Solíamos jugar a los anaglifos, un juego que habían creado los artistas de la Residencia de Estudiantes en los años 20. Inventar destellos ingeniosos, líricos y humorísticos, siguiendo siempre la misma estructura: la misma palabra dos veces, la gallina y algo que rompiera y no tuviera nada que ver. La miel, la miel, la gallina y el pantocrátor. Libre, libre, la gallina y la noche del IRPF. Miguel, Miguel, la gallina y la sed de futuro. No sabíamos si nuestra amistad era especial, si nosotros lo éramos, o si nos lo parecía porque la espoleábamos literariamente a golpe de ocurrencia pedante y confidencia sincera. Como cuando explicas en una carta algo y te pones tan estupendo que lo que explicas es bonito o gracioso, pero jamás te sucedió.

Pienso en todo esto después de leer 'Lejos de Kakania', de Carlos Pardo, donde explora, entre otras cosas, su amistad con otro amigo poeta. Alguien que le hace mejor aun cuando le hace sentir menos.
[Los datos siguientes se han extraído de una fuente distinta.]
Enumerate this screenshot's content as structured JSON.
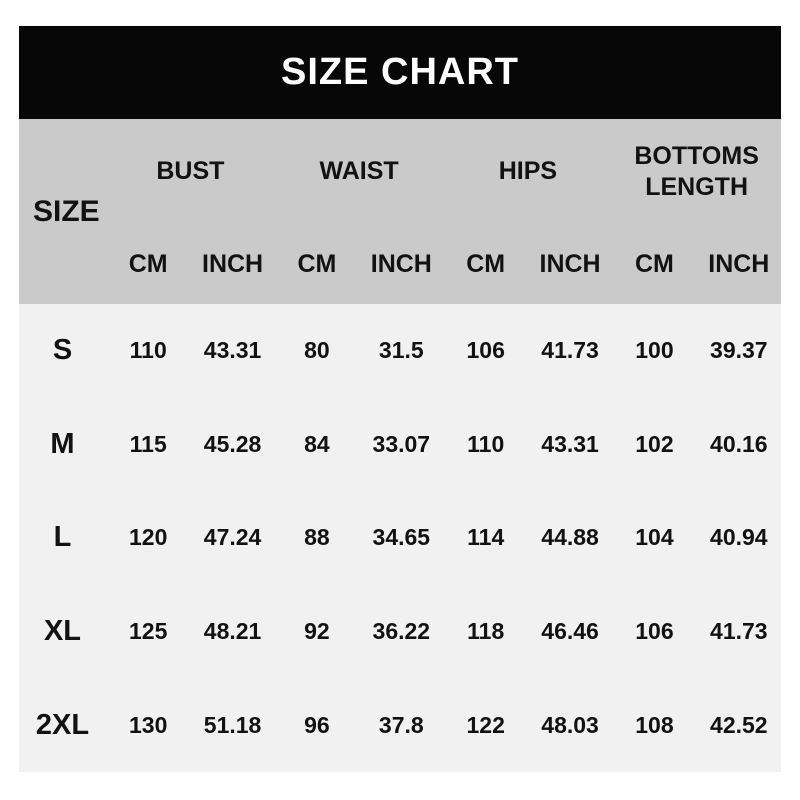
{
  "banner": {
    "title": "SIZE CHART"
  },
  "colors": {
    "page_bg": "#ffffff",
    "banner_bg": "#070707",
    "banner_text": "#ffffff",
    "header_bg": "#cacaca",
    "body_bg": "#f1f1f1",
    "text": "#121212"
  },
  "table": {
    "corner_label": "SIZE",
    "groups": [
      {
        "label": "BUST"
      },
      {
        "label": "WAIST"
      },
      {
        "label": "HIPS"
      },
      {
        "label": "BOTTOMS LENGTH"
      }
    ],
    "units": [
      "CM",
      "INCH",
      "CM",
      "INCH",
      "CM",
      "INCH",
      "CM",
      "INCH"
    ],
    "rows": [
      {
        "size": "S",
        "values": [
          "110",
          "43.31",
          "80",
          "31.5",
          "106",
          "41.73",
          "100",
          "39.37"
        ]
      },
      {
        "size": "M",
        "values": [
          "115",
          "45.28",
          "84",
          "33.07",
          "110",
          "43.31",
          "102",
          "40.16"
        ]
      },
      {
        "size": "L",
        "values": [
          "120",
          "47.24",
          "88",
          "34.65",
          "114",
          "44.88",
          "104",
          "40.94"
        ]
      },
      {
        "size": "XL",
        "values": [
          "125",
          "48.21",
          "92",
          "36.22",
          "118",
          "46.46",
          "106",
          "41.73"
        ]
      },
      {
        "size": "2XL",
        "values": [
          "130",
          "51.18",
          "96",
          "37.8",
          "122",
          "48.03",
          "108",
          "42.52"
        ]
      }
    ]
  },
  "chart_data": {
    "type": "table",
    "title": "SIZE CHART",
    "column_groups": [
      "BUST",
      "WAIST",
      "HIPS",
      "BOTTOMS LENGTH"
    ],
    "columns": [
      "SIZE",
      "BUST CM",
      "BUST INCH",
      "WAIST CM",
      "WAIST INCH",
      "HIPS CM",
      "HIPS INCH",
      "BOTTOMS LENGTH CM",
      "BOTTOMS LENGTH INCH"
    ],
    "rows": [
      [
        "S",
        110,
        43.31,
        80,
        31.5,
        106,
        41.73,
        100,
        39.37
      ],
      [
        "M",
        115,
        45.28,
        84,
        33.07,
        110,
        43.31,
        102,
        40.16
      ],
      [
        "L",
        120,
        47.24,
        88,
        34.65,
        114,
        44.88,
        104,
        40.94
      ],
      [
        "XL",
        125,
        48.21,
        92,
        36.22,
        118,
        46.46,
        106,
        41.73
      ],
      [
        "2XL",
        130,
        51.18,
        96,
        37.8,
        122,
        48.03,
        108,
        42.52
      ]
    ]
  }
}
Ellos juegan a hacer haikus con palabras que suenen niponas (planean medio en broma una antología titulada 'Japón Serrano'). Comparten a Nick Drake y a los Jam, chistes de pedos y citas de Rilke. Hablan, con su humor melancólico y su erudición desbordante, de la amistad, de la envidia larvada en la amistad,de la envidia larvada en la amistad cultivada en una crisálida llamada literatura donde todo es menos real pero a veces menos doloroso. “Y es esta voluntad de ser normales / la que nos deja exhaustos”, dice. Y también: “Y así queda el instante / fijado: dos amigos / con los mofletes sofocados / de quien acaba de silbar, / de noche, casi a oscuras, / con jerséis capicúas”.

 Lo que pasa en esta novela, en este libro memorialístico deslumbrante, parece intransferible como una resaca o una huella dactilar. Pero no lo es y por eso emociona. “Algunos me preguntan por qué hablo siempre de mí, cuando deberían preguntarse por qué ellos no piensan más en quién son”, escribió Montaigne. Al final las cosas son interesantes cuando muchos hemos pasado por ellas.  Así, hablando de él y de su mejor amigo, Carlos Pardo habla también de mí y de la persona que ya no está, que murió hace años (aún cuesta escribirlo) y por la que hoy vuelvo a firmar estas líneas como Miqui Otero.